Britain’s youngest ‘hitman’ convicted of woman’s murder
The country’s youngest professional “hitman” has been convicted of murder at the Old Bailey .
The teenager, known as Riot on the streets of north-west London, was 15 when he was paid £200 to kill a young woman in Hackney, east London.
The man, who is now 16 and cannot be named, faces a life sentence after the jury found him guilty of shooting Turkish-born Gulistan Subasi, 26, on the doorstep of her east London home last year.
CCTV footage shows the moment the teenager pulled the trigger on a sawn-off shotgun, leaving Subasi with a chest wound bigger than a man’s fist.
He is then seen running from the scene before getting into a minicab and driving away, having carried out his first professional hit at the age most children are studying for their GCSEs.
By the age of 14, the teenager, who lived in Kensal Green, north-west London, had convictions for attempted robbery and a public order offence. He was a member of a notorious street gang known as the Kensal Green Boys (KGB), who were responsible for violently robbing commuters outside Kensal Green tube station.
The boy’s links to the gang were familial.

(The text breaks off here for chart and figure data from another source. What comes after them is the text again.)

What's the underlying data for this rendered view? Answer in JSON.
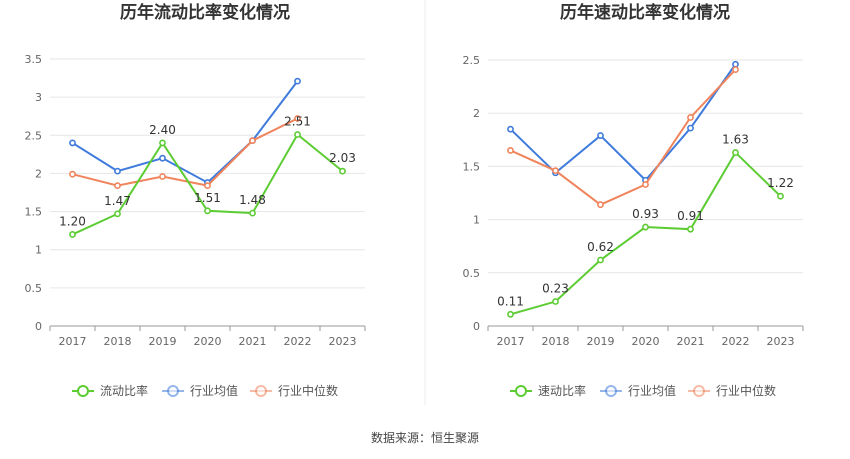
{
  "source_text": "数据来源：恒生聚源",
  "colors": {
    "company": "#5ccc33",
    "industry_avg": "#3f7bdc",
    "industry_median": "#f0845c",
    "grid": "#e6e6e6",
    "axis": "#999999"
  },
  "chart_data": [
    {
      "type": "line",
      "title": "历年流动比率变化情况",
      "x": [
        "2017",
        "2018",
        "2019",
        "2020",
        "2021",
        "2022",
        "2023"
      ],
      "ylim": [
        0,
        3.5
      ],
      "yticks": [
        "0",
        "0.5",
        "1",
        "1.5",
        "2",
        "2.5",
        "3",
        "3.5"
      ],
      "grid": true,
      "legend_position": "bottom",
      "series": [
        {
          "name": "流动比率",
          "key": "company",
          "values": [
            1.2,
            1.47,
            2.4,
            1.51,
            1.48,
            2.51,
            2.03
          ],
          "labels": [
            "1.20",
            "1.47",
            "2.40",
            "1.51",
            "1.48",
            "2.51",
            "2.03"
          ]
        },
        {
          "name": "行业均值",
          "key": "industry_avg",
          "values": [
            2.4,
            2.03,
            2.2,
            1.88,
            2.43,
            3.21,
            null
          ]
        },
        {
          "name": "行业中位数",
          "key": "industry_median",
          "values": [
            1.99,
            1.84,
            1.96,
            1.84,
            2.43,
            2.72,
            null
          ]
        }
      ]
    },
    {
      "type": "line",
      "title": "历年速动比率变化情况",
      "x": [
        "2017",
        "2018",
        "2019",
        "2020",
        "2021",
        "2022",
        "2023"
      ],
      "ylim": [
        0,
        2.5
      ],
      "yticks": [
        "0",
        "0.5",
        "1",
        "1.5",
        "2",
        "2.5"
      ],
      "grid": true,
      "legend_position": "bottom",
      "series": [
        {
          "name": "速动比率",
          "key": "company",
          "values": [
            0.11,
            0.23,
            0.62,
            0.93,
            0.91,
            1.63,
            1.22
          ],
          "labels": [
            "0.11",
            "0.23",
            "0.62",
            "0.93",
            "0.91",
            "1.63",
            "1.22"
          ]
        },
        {
          "name": "行业均值",
          "key": "industry_avg",
          "values": [
            1.85,
            1.44,
            1.79,
            1.37,
            1.86,
            2.46,
            null
          ]
        },
        {
          "name": "行业中位数",
          "key": "industry_median",
          "values": [
            1.65,
            1.46,
            1.14,
            1.33,
            1.96,
            2.41,
            null
          ]
        }
      ]
    }
  ]
}
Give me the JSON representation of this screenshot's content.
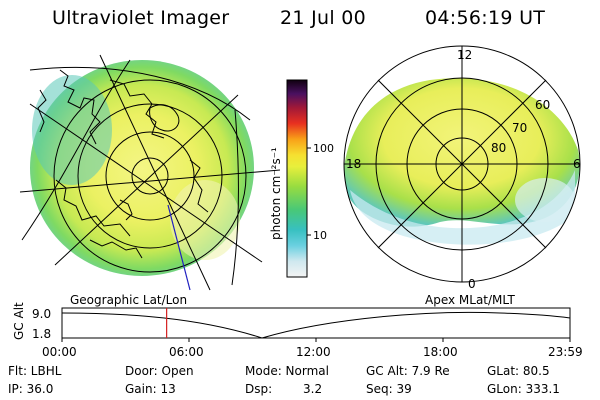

He was not blood-related to Donnel Carty, who was a key figure in the KGB, but they referred to each other as “brother”. Carty killed 31-year-old solicitor Thomas ap Rhys Pryce near Kensal Green tube station in 2006, in a street robbery that went wrong.
The Old Bailey heard that the teenager was hired by a middle man, Izak Billy, to carry out the shooting of Subasi last March. When police saw CCTV footage of the incident on 22 March they assumed the killer was a professional hitman who would have fled the country within hours of the killing. But as they pieced together the details they realised the hit had been carried out by a 15-year-old schoolboy.
The prosecution claimed that he had been hired by Subasi’s ex-husband, Serdar Ozbek, of Tottenham, north London, who was also on trial for murder. After deliberating for three days the jury found him not guilty. Two other men – Leigh Bryan, 25 and Paul Nicoloau, 29, – who had been accused of being involved in arranging the hit were also acquitted by the jury.
The role of the teenager has exposed a pattern noted by north London detectives, in which Turkish gangs use young black men to carry out their “hits”. The hitman in this case was the fourth young black man to be used in this way in 12 months, according to police sources.
Detective inspector Andy Chalmers, who led the inquiry into Subasi’s murder, said: “In each case a young black man has been hired to carry out a killing. In the case of this 15-year-old boy, he has been used, his life is ruined. He was a vulnerable, damaged, easily manipulated and impressionable teenager and they used him because he was disposable and not connected to them in any way.”
The prosecution claimed that Ozbek had arranged Subasi’s killing because he believed she was about to take their young son to Turkey with her. A series of telephone calls between the couple two days before the murder was said to be the catalyst. Ozbek has denied any involvement throughout.
Ozbek’s brother Hussain, who has since left the UK, was alleged to have arranged the killing. Hussain is now out of the reach of British authorities and has not been charged in connection with the murder.
As a petty criminal and cannabis dealer, the convicted teenager had associations in the criminal underworld that led to him being hired, the court heard. Izak Billy, of Kensal Green, an associate of the teenager, was said to have recruited him for Turkish contacts in Tottenham. Billy, 21, was also convicted of murder.
Police were led to the young hitman after a teenage witness came forward saying that the boy had confessed to shooting a Turkish woman. The witness – whose life was threatened by Billy – is now under police protection. He told the court that the teenager said he was paid £200 for the hit and made his getaway in a minicab.
During the case jurors were shown the CCTV footage from a camera outside Subasi’s home. In it a figure wearing dark clothing, with his head covered by a hood, is seen walking up to her front door.
He is seen pulling a sawn-off shotgun from his rucksack and aiming it at the door. The hallway light comes on and the figure is seen recoiling as he pulls the trigger. He then runs from the scene.
Subasi was found lying in the flat’s doorway. Police arrived at the scene to find her being cradled in her mother’s lap. Attempts to revive her failed and she was pronounced dead shortly after 9pm.
Ozbek, 28, Leigh Bryan, 25, and Paul Nicoloau, 29, all of north London, were all cleared of Subasi’s murder. The teenage killer and Billy will be sentenced on Tuesday.